UBC Graduate Research

The Social Organization of Community-Run Place : An Analysis of Community Gardens and Crime in Vancouver (2005-2015) Koop-Monteiro, Yasmin


Community gardens can bring many benefits to community members, including access to healthy, affordable foods, and opportunities for social interaction. Less certain, however, is their contribution to neighbourhood resilience to crime. To date, few studies have focused on community gardens—distinct from other types of green spaces—in their ability to promote social organization and reduce local crime. For those that do focus on community gardens, findings are inconclusive, and at best suggestive, of gardens’ crime-deterring effects. The present study spotlights community gardens as unique spaces promoting social capital development and attachment to place, testing the effect of new community gardens in Vancouver, British Columbia.
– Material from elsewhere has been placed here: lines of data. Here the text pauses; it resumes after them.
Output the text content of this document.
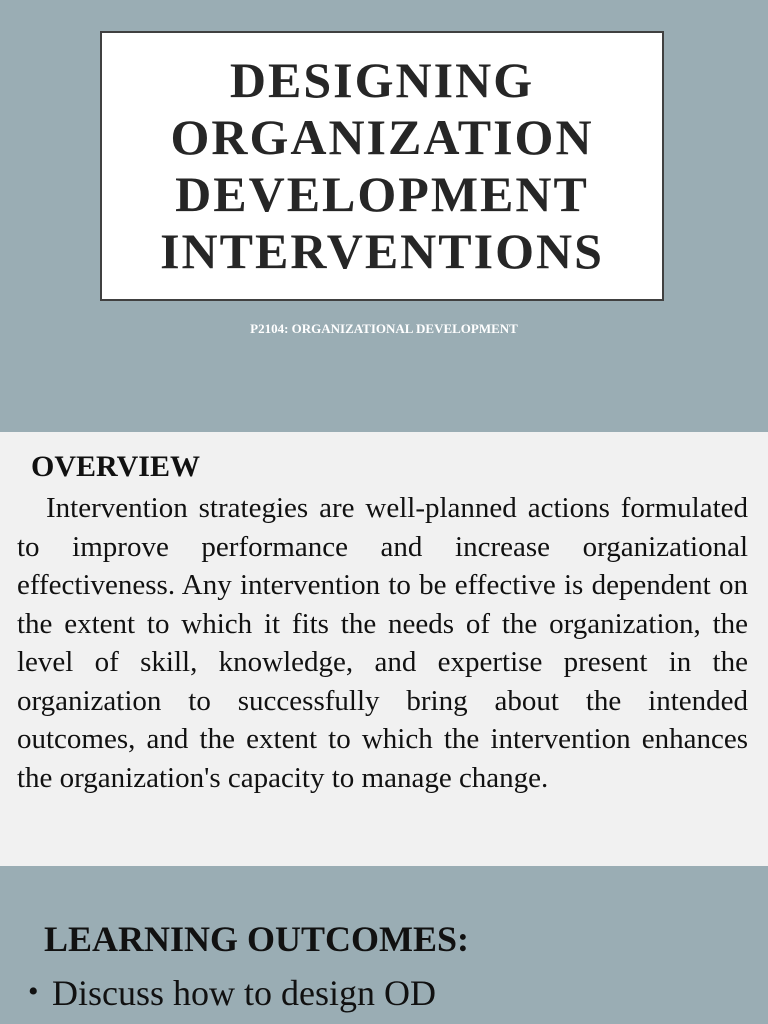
DESIGNING
ORGANIZATION
DEVELOPMENT
INTERVENTIONS
P2104: ORGANIZATIONAL DEVELOPMENT
OVERVIEW

Intervention strategies are well-planned actions formulated to improve performance and increase organizational effectiveness. Any intervention to be effective is dependent on the extent to which it fits the needs of the organization, the level of skill, knowledge, and expertise present in the organization to successfully bring about the intended outcomes, and the extent to which the intervention enhances the organization's capacity to manage change.

LEARNING OUTCOMES:
• Discuss how to design OD
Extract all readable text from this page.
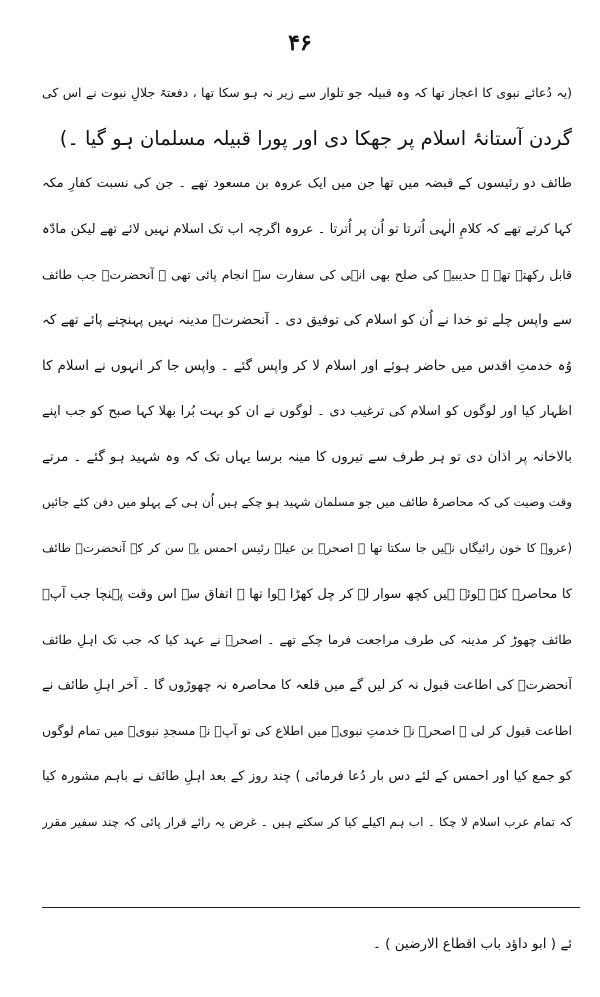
۴۶
(یہ دُعائے نبوی کا اعجاز تھا کہ وہ قبیلہ جو تلوار سے زیر نہ ہو سکا تھا ، دفعتہً جلالِ نبوت نے اس کی
گردن آستانۂ اسلام پر جھکا دی اور پورا قبیلہ مسلمان ہو گیا ۔)
طائف دو رئیسوں کے قبضہ میں تھا جن میں ایک عروہ بن مسعود تھے ۔ جن کی نسبت کفارِ مکہ
کہا کرتے تھے کہ کلامِ الٰہی اُترتا تو اُن پر اُترتا ۔ عروہ اگرچہ اب تک اسلام نہیں لائے تھے لیکن مادّہ
قابل رکھتے تھے ۔ حدیبیہ کی صلح بھی انہی کی سفارت سے انجام پائی تھی ۔ آنحضرتؐ جب طائف
سے واپس چلے تو خدا نے اُن کو اسلام کی توفیق دی ۔ آنحضرتؐ مدینہ نہیں پہنچنے پائے تھے کہ
وُہ خدمتِ اقدس میں حاضر ہوئے اور اسلام لا کر واپس گئے ۔ واپس جا کر انہوں نے اسلام کا
اظہار کیا اور لوگوں کو اسلام کی ترغیب دی ۔ لوگوں نے ان کو بہت بُرا بھلا کہا صبح کو جب اپنے
بالاخانہ پر اذان دی تو ہر طرف سے تیروں کا مینہ برسا یہاں تک کہ وہ شہید ہو گئے ۔ مرتے
وقت وصیت کی کہ محاصرۂ طائف میں جو مسلمان شہید ہو چکے ہیں اُن ہی کے پہلو میں دفن کئے جائیں
(عروہ کا خون رائیگاں نہیں جا سکتا تھا ۔ اصحرؓ بن عیلہ رئیس احمس یہ سن کر کہ آنحضرتؐ طائف
کا محاصرہ کئے ہوئے ہیں کچھ سوار لے کر چل کھڑا ہوا تھا ۔ اتفاق سے اس وقت پہنچا جب آپؐ
طائف چھوڑ کر مدینہ کی طرف مراجعت فرما چکے تھے ۔ اصحرؓ نے عہد کیا کہ جب تک اہلِ طائف
آنحضرتؐ کی اطاعت قبول نہ کر لیں گے میں قلعہ کا محاصرہ نہ چھوڑوں گا ۔ آخر اہلِ طائف نے
اطاعت قبول کر لی ۔ اصحرؓ نے خدمتِ نبویؐ میں اطلاع کی تو آپؐ نے مسجدِ نبویؐ میں تمام لوگوں
کو جمع کیا اور احمس کے لئے دس بار دُعا فرمائی ) چند روز کے بعد اہلِ طائف نے باہم مشورہ کیا
کہ تمام عرب اسلام لا چکا ۔ اب ہم اکیلے کیا کر سکتے ہیں ۔ غرض یہ رائے قرار پائی کہ چند سفیر مقرر
ئے ( ابو داؤد باب اقطاع الارضین ) ۔
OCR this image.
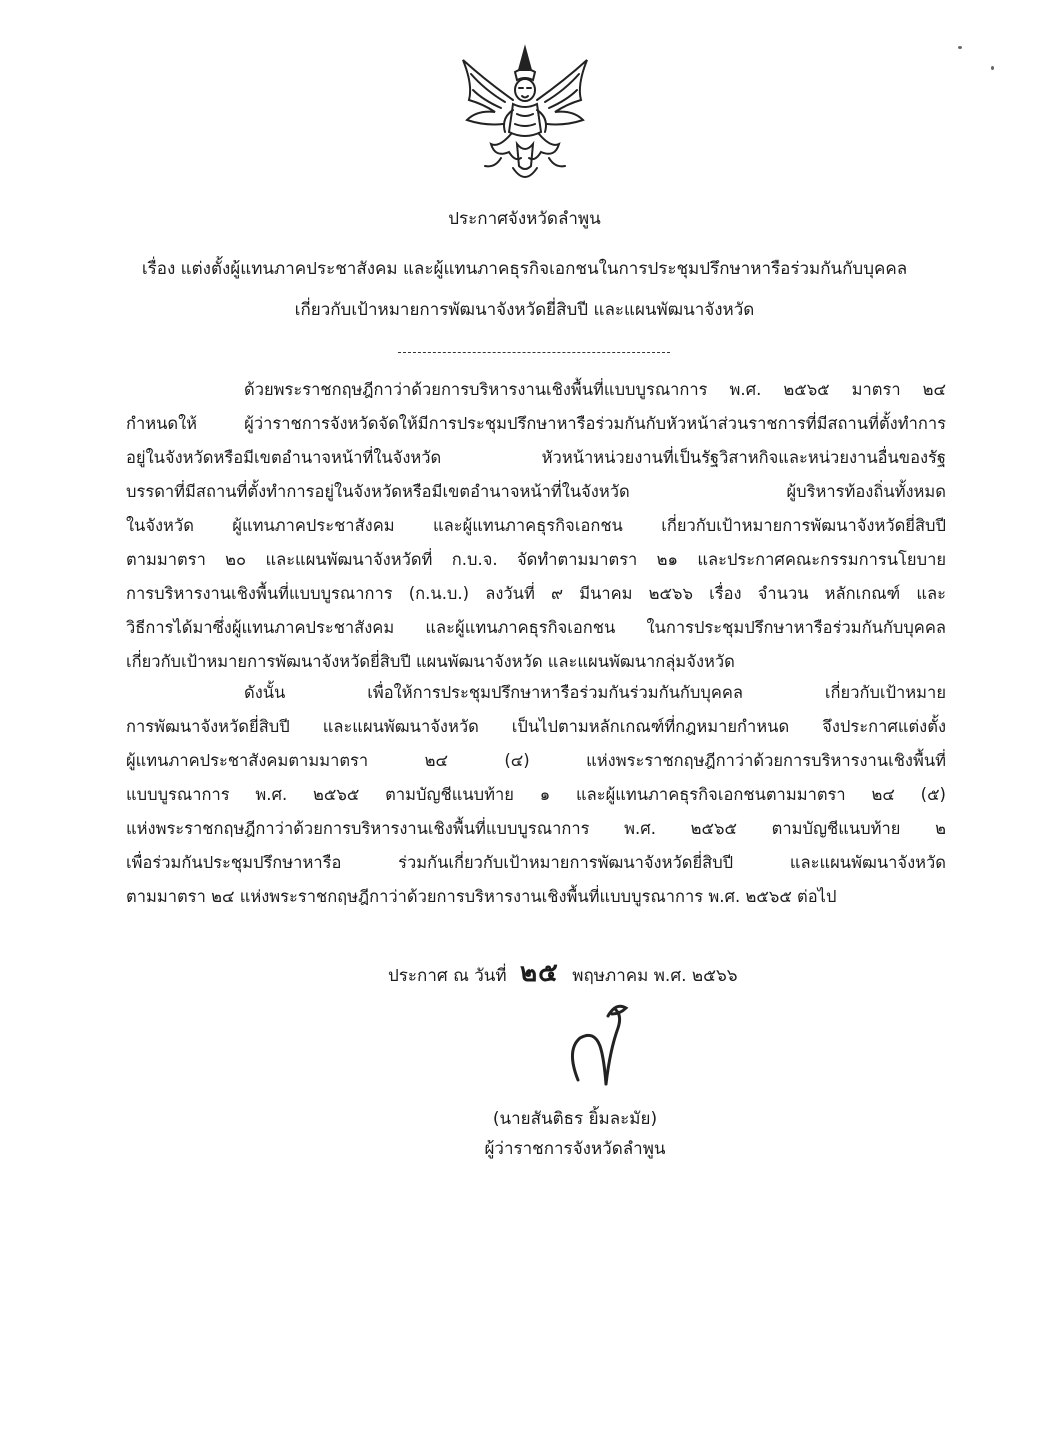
ประกาศจังหวัดลำพูน
เรื่อง แต่งตั้งผู้แทนภาคประชาสังคม และผู้แทนภาคธุรกิจเอกชนในการประชุมปรึกษาหารือร่วมกันกับบุคคล
เกี่ยวกับเป้าหมายการพัฒนาจังหวัดยี่สิบปี และแผนพัฒนาจังหวัด
ด้วยพระราชกฤษฎีกาว่าด้วยการบริหารงานเชิงพื้นที่แบบบูรณาการ พ.ศ. ๒๕๖๕ มาตรา ๒๔
กำหนดให้ ผู้ว่าราชการจังหวัดจัดให้มีการประชุมปรึกษาหารือร่วมกันกับหัวหน้าส่วนราชการที่มีสถานที่ตั้งทำการ
อยู่ในจังหวัดหรือมีเขตอำนาจหน้าที่ในจังหวัด หัวหน้าหน่วยงานที่เป็นรัฐวิสาหกิจและหน่วยงานอื่นของรัฐ
บรรดาที่มีสถานที่ตั้งทำการอยู่ในจังหวัดหรือมีเขตอำนาจหน้าที่ในจังหวัด ผู้บริหารท้องถิ่นทั้งหมด
ในจังหวัด ผู้แทนภาคประชาสังคม และผู้แทนภาคธุรกิจเอกชน เกี่ยวกับเป้าหมายการพัฒนาจังหวัดยี่สิบปี
ตามมาตรา ๒๐ และแผนพัฒนาจังหวัดที่ ก.บ.จ. จัดทำตามมาตรา ๒๑ และประกาศคณะกรรมการนโยบาย
การบริหารงานเชิงพื้นที่แบบบูรณาการ (ก.น.บ.) ลงวันที่ ๙ มีนาคม ๒๕๖๖ เรื่อง จำนวน หลักเกณฑ์ และ
วิธีการได้มาซึ่งผู้แทนภาคประชาสังคม และผู้แทนภาคธุรกิจเอกชน ในการประชุมปรึกษาหารือร่วมกันกับบุคคล
เกี่ยวกับเป้าหมายการพัฒนาจังหวัดยี่สิบปี แผนพัฒนาจังหวัด และแผนพัฒนากลุ่มจังหวัด
ดังนั้น เพื่อให้การประชุมปรึกษาหารือร่วมกันร่วมกันกับบุคคล เกี่ยวกับเป้าหมาย
การพัฒนาจังหวัดยี่สิบปี และแผนพัฒนาจังหวัด เป็นไปตามหลักเกณฑ์ที่กฎหมายกำหนด จึงประกาศแต่งตั้ง
ผู้แทนภาคประชาสังคมตามมาตรา ๒๔ (๔) แห่งพระราชกฤษฎีกาว่าด้วยการบริหารงานเชิงพื้นที่
แบบบูรณาการ พ.ศ. ๒๕๖๕ ตามบัญชีแนบท้าย ๑ และผู้แทนภาคธุรกิจเอกชนตามมาตรา ๒๔ (๕)
แห่งพระราชกฤษฎีกาว่าด้วยการบริหารงานเชิงพื้นที่แบบบูรณาการ พ.ศ. ๒๕๖๕ ตามบัญชีแนบท้าย ๒
เพื่อร่วมกันประชุมปรึกษาหารือ ร่วมกันเกี่ยวกับเป้าหมายการพัฒนาจังหวัดยี่สิบปี และแผนพัฒนาจังหวัด
ตามมาตรา ๒๔ แห่งพระราชกฤษฎีกาว่าด้วยการบริหารงานเชิงพื้นที่แบบบูรณาการ พ.ศ. ๒๕๖๕ ต่อไป
ประกาศ ณ วันที่ ๒๕ พฤษภาคม พ.ศ. ๒๕๖๖
(นายสันติธร ยิ้มละมัย)
ผู้ว่าราชการจังหวัดลำพูน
Using neighbourhood census data from 2005 to 2015, the effects of new community gardens, as well as median income, population size, homeownership, and ethnic diversity on property crime are assessed with multilevel modeling. The results show the significant negative effects of median income, population size, and new community gardens on crime, with the addition of just one garden reducing neighbourhood crime by approximately 49 counts, and increases in population size (by 1000 individuals) and median income (by CAD$1000) lowering crime by 48 and 34 counts, respectively.